応力腐食割れ(SCC)は高強度7xxx系合金の主要な課題です。ピーク時効状態のT6/T651は強度が最大ですが同時にSCC感受性も最大となるため、T73の過時効やSCC耐性を考慮した熱処理状態(例:T76系)の選択が重要であり、重要構造物での一般的な対策手法です。

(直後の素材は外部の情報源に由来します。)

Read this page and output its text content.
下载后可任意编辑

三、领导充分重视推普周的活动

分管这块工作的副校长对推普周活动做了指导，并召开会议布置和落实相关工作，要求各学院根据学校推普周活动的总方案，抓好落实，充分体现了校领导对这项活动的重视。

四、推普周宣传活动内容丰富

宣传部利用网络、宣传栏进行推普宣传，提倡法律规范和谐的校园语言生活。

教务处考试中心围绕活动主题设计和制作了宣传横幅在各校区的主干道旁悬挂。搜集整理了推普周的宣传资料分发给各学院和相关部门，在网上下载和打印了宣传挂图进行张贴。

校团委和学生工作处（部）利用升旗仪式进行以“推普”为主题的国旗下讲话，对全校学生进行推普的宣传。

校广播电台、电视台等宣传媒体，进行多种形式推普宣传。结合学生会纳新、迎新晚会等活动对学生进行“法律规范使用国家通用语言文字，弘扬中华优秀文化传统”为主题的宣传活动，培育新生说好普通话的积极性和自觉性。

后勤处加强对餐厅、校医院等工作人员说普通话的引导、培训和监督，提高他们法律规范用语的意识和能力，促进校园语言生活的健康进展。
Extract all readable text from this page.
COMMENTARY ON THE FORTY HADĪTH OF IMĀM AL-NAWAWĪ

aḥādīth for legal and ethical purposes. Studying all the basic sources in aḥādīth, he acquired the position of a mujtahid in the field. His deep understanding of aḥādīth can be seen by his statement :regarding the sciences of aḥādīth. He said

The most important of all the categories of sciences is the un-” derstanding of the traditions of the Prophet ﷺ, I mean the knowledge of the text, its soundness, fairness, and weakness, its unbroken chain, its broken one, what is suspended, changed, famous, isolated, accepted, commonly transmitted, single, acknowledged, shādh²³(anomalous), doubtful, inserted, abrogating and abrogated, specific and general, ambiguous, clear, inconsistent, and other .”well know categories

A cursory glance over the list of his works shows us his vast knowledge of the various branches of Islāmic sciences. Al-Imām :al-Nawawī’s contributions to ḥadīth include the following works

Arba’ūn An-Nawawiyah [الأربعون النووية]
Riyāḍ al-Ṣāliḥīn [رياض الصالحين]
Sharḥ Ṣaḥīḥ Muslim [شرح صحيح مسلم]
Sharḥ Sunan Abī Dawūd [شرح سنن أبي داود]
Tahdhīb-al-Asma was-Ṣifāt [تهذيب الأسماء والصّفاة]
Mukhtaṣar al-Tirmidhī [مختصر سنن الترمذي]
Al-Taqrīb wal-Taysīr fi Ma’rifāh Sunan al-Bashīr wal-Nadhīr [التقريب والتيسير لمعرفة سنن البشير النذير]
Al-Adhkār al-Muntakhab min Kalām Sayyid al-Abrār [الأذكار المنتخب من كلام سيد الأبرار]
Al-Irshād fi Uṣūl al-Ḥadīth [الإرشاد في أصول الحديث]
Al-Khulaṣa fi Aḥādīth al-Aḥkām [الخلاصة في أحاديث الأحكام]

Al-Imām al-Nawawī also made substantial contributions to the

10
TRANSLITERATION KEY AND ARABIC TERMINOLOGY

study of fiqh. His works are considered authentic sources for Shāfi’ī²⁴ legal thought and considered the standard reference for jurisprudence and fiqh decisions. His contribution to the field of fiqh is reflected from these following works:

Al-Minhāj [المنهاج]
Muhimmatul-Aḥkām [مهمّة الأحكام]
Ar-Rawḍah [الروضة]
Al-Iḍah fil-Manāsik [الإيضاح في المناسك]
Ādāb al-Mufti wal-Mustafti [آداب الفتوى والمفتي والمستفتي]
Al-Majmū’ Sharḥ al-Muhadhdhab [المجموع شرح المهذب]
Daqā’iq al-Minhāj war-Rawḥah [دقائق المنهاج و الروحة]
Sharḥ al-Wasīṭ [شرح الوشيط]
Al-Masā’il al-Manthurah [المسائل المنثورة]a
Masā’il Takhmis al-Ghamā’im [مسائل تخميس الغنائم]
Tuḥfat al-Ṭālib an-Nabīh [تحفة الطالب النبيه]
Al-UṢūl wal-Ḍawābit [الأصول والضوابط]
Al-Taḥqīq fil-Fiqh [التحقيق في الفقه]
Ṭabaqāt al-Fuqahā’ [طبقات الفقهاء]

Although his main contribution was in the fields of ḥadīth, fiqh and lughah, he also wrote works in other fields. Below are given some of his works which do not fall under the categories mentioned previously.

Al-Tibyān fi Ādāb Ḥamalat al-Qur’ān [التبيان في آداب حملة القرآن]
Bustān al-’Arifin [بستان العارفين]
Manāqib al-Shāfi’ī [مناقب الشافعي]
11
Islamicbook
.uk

7150がステンレス鋼やチタンなどのより貴な陰極性材料と接触する場合、電気的に絶縁されていなければ、アルミニウムが優先して腐食します。6xxx系合金(例:6061)と比較すると、7150は強度や疲労性能は向上する代わりに、耐食性が低く、環境起因の割れに対して保護措置なしでの感受性が高い点に注意が必要です。

加工特性

溶接性

7150の溶接は難易度が高いです。TIGやMIGなどの融接では熱影響部(HAZ)で強度が著しく低下するため、主要な構造部材には一般的に推奨されません。溶接が必要な場合は、適切なフィラー合金選定と溶接後の固溶化処理・時効処理が重要ですが、局所的な溶接で母材の機械的性質を完全に回復させることはほぼ不可能です。

摩擦攪拌接合(FSW)や固相接合手法は溶融を伴わず熱影響を抑制できるため好まれますが、HAZ軟化は発生します。一般的なアルミニウム系接合用フィラー(例:4043、5356)は母材の元来の性質の回復はできず、電気化学的な違いからガルバニック腐食の考慮も必要です。

切削性

高強度Al‑Zn‑Mg‑Cu合金の7150は、鋼材に比べれば切削性は良好ですが、強度・靭性が高いため6xxx系や5xxx系に比べ加工難易度は高めです。切削工具は正面角がポジティブで高送り条件に適した超硬インサートを推奨し、切削速度は使用する加工種・冷却状況に応じて200〜600 m/min程度が一般的です。

工具および冷却条件が適切であれば切りくず制御は良好ですが、ステンレス鋼のような加工硬化はほとんどありません。ピーク時効状態で硬度が高いため、表面品質の維持および工具摩耗管理は注意が必要です。

成形性

成形は軟らかい熱処理状態または最終時効前に行うのが望ましく、T6/T651では延性が限られバネ性(スプリングバック)が大きくなります。ピーク時効状態では最小曲げ半径が大きく、機械加工や成形を伴う構造部材の曲げ半径は保守的に設定する必要があります(強硬状態では厚さの2~3倍以上が目安)。

冷間成形後に固溶処理と時効処理を行う手法が形状および機械的性質の最終調整に一般的です。7150は焼入れ感度が高く析出状態が最終物性を左右するため、加熱成形や超塑性成形はほとんど用いられません。

熱処理挙動

7150の固溶処理は通常470~500 °Cの範囲で行い、低融点成分の初期溶解を避けつつ合金元素を過飽和固溶体とします。過飽和固溶体を保持するために室温もしくはそれ以下への急冷が必要であり、特に厚い断面では焼入れ速度の管理が中間部の軟化防止に不可欠です。